An annual event showcasing the very best niche and artisan perfumes from around the world, independent perfumers and small-scale brands are invited to submit their fragranced wares (closing date is November 1st though, folks, so you need to get a wriggle on!) by filling in the online form, and then sending a 20ml bottle of the perfume for judging.
The rules are as follows…
‘For the 5th annual awards, we accept submissions from independent and artisan perfumers, and experimental practitioners with scent from all countries. Brands must be independently owned, or owned by a parent company with no more than four fine fragrance holdings in its brand portfolio. In the independent and artisan categories, we accept perfumes first released to market between January 1 and December 31, 2017. In the Sadakichi Award, we accept projects that had or will have their public début between December 1, 2016 and December 31, 2017.’

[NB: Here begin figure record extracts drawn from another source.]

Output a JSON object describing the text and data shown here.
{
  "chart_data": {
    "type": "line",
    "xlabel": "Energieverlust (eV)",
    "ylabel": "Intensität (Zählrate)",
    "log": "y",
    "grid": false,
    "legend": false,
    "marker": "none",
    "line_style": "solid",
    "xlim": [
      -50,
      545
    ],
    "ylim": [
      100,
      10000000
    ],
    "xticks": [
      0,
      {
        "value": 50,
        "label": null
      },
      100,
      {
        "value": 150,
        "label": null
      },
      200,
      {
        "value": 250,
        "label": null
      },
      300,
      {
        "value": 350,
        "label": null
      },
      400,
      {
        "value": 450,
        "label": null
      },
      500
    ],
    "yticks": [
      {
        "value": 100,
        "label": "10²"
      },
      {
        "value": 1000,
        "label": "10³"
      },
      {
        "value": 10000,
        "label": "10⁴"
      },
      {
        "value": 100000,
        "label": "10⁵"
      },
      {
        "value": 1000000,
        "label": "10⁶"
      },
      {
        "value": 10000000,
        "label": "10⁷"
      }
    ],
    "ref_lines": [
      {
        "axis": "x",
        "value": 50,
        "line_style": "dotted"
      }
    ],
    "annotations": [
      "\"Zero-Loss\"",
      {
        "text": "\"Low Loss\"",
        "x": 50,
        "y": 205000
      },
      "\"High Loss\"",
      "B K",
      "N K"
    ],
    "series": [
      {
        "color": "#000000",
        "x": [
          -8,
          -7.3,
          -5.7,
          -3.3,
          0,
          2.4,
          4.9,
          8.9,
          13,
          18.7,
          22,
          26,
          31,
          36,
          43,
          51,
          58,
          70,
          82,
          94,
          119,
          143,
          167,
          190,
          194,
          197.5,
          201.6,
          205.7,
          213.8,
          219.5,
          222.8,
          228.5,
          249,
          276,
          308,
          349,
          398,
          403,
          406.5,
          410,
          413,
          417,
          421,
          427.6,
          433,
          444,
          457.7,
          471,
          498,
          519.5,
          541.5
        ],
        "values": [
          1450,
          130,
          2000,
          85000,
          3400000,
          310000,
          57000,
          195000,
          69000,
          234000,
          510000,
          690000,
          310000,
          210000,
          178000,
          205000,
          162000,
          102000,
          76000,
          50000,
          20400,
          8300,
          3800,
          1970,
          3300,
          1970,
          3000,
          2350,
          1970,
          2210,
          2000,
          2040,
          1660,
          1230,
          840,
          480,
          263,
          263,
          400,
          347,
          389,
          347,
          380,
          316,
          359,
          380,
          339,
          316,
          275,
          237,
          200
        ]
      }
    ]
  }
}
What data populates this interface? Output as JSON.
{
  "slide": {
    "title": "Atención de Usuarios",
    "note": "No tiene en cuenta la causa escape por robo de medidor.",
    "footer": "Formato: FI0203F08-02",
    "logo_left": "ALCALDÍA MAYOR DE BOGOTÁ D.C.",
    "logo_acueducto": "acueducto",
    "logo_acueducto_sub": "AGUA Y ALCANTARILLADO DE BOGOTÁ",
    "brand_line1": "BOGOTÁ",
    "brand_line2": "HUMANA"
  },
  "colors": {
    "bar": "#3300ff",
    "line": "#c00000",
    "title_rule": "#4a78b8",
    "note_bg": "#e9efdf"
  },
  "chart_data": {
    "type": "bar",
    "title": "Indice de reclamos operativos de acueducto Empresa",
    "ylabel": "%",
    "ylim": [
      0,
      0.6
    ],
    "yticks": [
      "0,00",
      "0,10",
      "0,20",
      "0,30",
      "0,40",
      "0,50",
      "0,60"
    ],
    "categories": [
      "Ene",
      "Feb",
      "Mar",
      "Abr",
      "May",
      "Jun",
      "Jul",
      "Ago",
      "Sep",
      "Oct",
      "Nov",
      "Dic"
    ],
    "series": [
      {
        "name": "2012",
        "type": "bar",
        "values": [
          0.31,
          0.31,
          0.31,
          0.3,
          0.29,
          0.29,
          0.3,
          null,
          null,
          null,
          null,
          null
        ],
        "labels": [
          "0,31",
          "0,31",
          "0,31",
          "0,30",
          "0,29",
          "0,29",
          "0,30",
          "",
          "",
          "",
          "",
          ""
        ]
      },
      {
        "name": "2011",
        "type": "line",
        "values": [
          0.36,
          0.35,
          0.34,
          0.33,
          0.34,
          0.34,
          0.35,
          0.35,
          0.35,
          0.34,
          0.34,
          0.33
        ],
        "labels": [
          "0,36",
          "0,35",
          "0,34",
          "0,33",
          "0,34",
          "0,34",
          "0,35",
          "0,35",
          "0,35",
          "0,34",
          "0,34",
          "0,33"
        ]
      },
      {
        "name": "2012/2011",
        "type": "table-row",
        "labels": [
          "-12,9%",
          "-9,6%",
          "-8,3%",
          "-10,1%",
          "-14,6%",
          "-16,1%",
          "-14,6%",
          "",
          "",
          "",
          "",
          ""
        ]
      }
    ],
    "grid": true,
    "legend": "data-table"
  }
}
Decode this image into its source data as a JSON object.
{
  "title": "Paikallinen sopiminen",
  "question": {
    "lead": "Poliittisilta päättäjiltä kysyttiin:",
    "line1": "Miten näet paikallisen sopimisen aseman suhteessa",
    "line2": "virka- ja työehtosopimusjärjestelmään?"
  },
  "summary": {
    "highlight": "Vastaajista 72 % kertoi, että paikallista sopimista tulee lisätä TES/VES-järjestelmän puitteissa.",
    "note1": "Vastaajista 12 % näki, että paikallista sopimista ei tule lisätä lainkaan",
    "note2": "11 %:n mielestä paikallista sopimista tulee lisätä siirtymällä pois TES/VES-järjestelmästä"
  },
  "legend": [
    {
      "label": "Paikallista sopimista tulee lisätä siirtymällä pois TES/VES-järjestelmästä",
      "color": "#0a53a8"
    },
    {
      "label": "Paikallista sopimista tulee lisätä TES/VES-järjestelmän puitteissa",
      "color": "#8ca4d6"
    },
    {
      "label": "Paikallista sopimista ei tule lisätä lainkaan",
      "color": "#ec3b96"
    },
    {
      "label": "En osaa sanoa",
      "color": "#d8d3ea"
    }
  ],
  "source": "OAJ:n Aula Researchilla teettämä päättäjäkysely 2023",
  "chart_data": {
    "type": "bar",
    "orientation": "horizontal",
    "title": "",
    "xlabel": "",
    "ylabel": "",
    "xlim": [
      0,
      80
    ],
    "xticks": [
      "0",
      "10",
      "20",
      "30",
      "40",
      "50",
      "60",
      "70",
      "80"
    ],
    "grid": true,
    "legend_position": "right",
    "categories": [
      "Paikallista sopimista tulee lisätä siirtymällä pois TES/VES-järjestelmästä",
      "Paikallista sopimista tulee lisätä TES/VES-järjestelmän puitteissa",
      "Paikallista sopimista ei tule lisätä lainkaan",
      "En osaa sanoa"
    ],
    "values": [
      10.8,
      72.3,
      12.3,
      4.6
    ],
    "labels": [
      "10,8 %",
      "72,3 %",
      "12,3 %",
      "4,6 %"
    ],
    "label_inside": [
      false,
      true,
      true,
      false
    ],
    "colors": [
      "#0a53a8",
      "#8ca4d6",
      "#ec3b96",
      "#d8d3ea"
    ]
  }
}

The Institute for Art and Olfaction say: ‘Awarded to just four perfumes and one experimental project a year, The Golden Pears is designed to raise interest and awareness for independent and artisan perfumers – and experimental practitioners with scent – from all countries. By shining a spotlight on perfumery’s most outstanding creators, we hope to help generate support for independent practices in perfumery as a whole.’
Submissions close: November 1st, 11:59pm PST
Physical submissions must be received on or before November 14th, 2017
Round one judging : November 14, 2017 – January 15, 2018
Round two judging: January 15 – March 1, 2018
Finalists Announcement at Esxence: April 5, 2018
5th annual Art and Olfaction Awards at The Tabernacle in London: April 21, 2018
Niche perfumery was once viewed somewhat sneeringly, but the larger brands have had to sit up and take notice in the last few years (indeed, acquiring a few of them along the way to add to their existing portfolios), because those brands have ploughed the way for new trends to emerge, a fresher breath of air that provides a barometer for the rest of the industry. Whether perfume-lovers are directly seeking out more unusual and under-the-radar brands because they ‘don’t want to smell like everyone else’, or perhaps we’re all just getting a little braver in our fragrance choices; it’s become clear that niche is the new black.